The girl saw me and sprang up. “Stay back!” She yelled, wiping sodden hair from her face and brandishing a wooden stick.
“It’s OK” I said “I’m here to help - What happened?” I approached with my arms outstretched to show that I meant no harm. The girl dropped the stick and fell into my arms, wailing uncontrollably.
“He’s dead! M… My father! The v… vampire…”
At the mention of the word ‘vampire’, I stiffened. “You must be mistaken, child. There is no such thing as vampires.”
“There is! See, how he is stricken in the neck; his lifeblood sucked out to feed the unholy beast!” She cried “Oh sir, I am so glad you got here when you did. He could come back any minute - We must warn the others!”
I realise, now, that this was a test of the contract I had signed months before. But then, on that stormy night, I didn’t see the convenience of it all; just around the corner from my house and without another soul in sight…

My hands drew in tight around the girl’s thin neck and I squeezed.

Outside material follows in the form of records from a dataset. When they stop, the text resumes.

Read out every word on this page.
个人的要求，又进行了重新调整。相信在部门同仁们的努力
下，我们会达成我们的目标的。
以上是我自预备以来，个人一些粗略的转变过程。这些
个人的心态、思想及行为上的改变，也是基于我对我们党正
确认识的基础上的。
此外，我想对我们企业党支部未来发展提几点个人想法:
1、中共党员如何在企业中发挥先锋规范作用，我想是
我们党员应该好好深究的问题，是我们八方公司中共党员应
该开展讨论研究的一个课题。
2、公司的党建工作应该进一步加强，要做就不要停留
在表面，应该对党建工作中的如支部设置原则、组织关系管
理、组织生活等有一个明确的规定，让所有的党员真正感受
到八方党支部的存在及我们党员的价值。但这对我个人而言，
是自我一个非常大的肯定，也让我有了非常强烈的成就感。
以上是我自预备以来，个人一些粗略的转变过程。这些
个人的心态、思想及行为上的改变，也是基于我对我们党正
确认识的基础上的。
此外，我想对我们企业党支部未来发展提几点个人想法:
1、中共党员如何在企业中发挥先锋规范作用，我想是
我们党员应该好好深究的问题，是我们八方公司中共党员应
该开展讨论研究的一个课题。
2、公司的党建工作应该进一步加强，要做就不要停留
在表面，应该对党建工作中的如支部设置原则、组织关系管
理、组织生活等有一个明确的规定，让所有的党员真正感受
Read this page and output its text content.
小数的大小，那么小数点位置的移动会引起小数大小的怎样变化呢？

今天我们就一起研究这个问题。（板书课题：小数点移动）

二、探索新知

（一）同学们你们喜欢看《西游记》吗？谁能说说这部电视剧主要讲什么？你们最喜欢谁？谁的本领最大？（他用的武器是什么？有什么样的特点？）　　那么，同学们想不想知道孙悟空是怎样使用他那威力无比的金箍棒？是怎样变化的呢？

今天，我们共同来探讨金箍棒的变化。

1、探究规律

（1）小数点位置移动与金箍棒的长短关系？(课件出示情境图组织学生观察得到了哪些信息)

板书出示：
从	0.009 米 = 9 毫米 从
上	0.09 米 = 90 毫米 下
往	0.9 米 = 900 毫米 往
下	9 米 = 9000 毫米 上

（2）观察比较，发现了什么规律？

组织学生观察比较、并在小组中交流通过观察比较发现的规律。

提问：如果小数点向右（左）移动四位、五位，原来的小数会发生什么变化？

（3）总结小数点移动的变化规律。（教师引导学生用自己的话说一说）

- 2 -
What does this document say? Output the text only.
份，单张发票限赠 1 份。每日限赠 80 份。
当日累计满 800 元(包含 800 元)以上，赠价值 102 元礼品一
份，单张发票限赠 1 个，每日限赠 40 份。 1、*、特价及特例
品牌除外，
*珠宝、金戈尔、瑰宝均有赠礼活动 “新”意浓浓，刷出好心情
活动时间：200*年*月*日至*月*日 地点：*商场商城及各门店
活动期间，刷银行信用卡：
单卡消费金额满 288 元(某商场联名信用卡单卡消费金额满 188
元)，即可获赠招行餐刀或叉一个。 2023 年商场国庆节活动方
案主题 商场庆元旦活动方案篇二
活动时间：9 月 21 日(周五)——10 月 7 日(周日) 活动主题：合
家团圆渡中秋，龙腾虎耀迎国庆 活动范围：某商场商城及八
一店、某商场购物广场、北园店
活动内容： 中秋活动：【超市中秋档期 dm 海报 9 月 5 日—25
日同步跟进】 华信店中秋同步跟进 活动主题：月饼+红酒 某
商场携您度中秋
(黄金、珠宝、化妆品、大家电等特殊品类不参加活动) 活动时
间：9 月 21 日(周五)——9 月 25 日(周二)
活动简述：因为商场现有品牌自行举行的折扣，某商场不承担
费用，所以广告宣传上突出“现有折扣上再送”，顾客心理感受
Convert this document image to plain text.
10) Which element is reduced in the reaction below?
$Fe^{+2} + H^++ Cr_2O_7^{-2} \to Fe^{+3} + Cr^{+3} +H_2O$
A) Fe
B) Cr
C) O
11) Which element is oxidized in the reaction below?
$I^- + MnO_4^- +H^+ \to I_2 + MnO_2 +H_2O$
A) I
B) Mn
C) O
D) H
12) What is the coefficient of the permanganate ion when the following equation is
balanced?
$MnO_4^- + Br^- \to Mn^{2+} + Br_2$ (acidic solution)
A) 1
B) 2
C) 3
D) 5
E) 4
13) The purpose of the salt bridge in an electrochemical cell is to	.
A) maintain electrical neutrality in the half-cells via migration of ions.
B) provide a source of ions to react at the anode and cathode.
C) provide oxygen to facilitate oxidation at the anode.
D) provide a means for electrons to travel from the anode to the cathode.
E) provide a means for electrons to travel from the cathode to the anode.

They came for me later that night. I had passed the test; to them, that’s all that mattered. Two lives, inconsequential against the security their trust in me now offered.
Over the next few months, I went about my usual business. But the guilt of what I had done ate away at my heart. I had done foul things in my past and had ruined many lives with my profession, but murder?

Ask yourself this: Who is more the beast; he who kills for food, or he who kills for greed?

There are no vampires in Saltford, Somerset. I made sure of that in the years that followed. But I cannot guarantee that the village is free of beasts.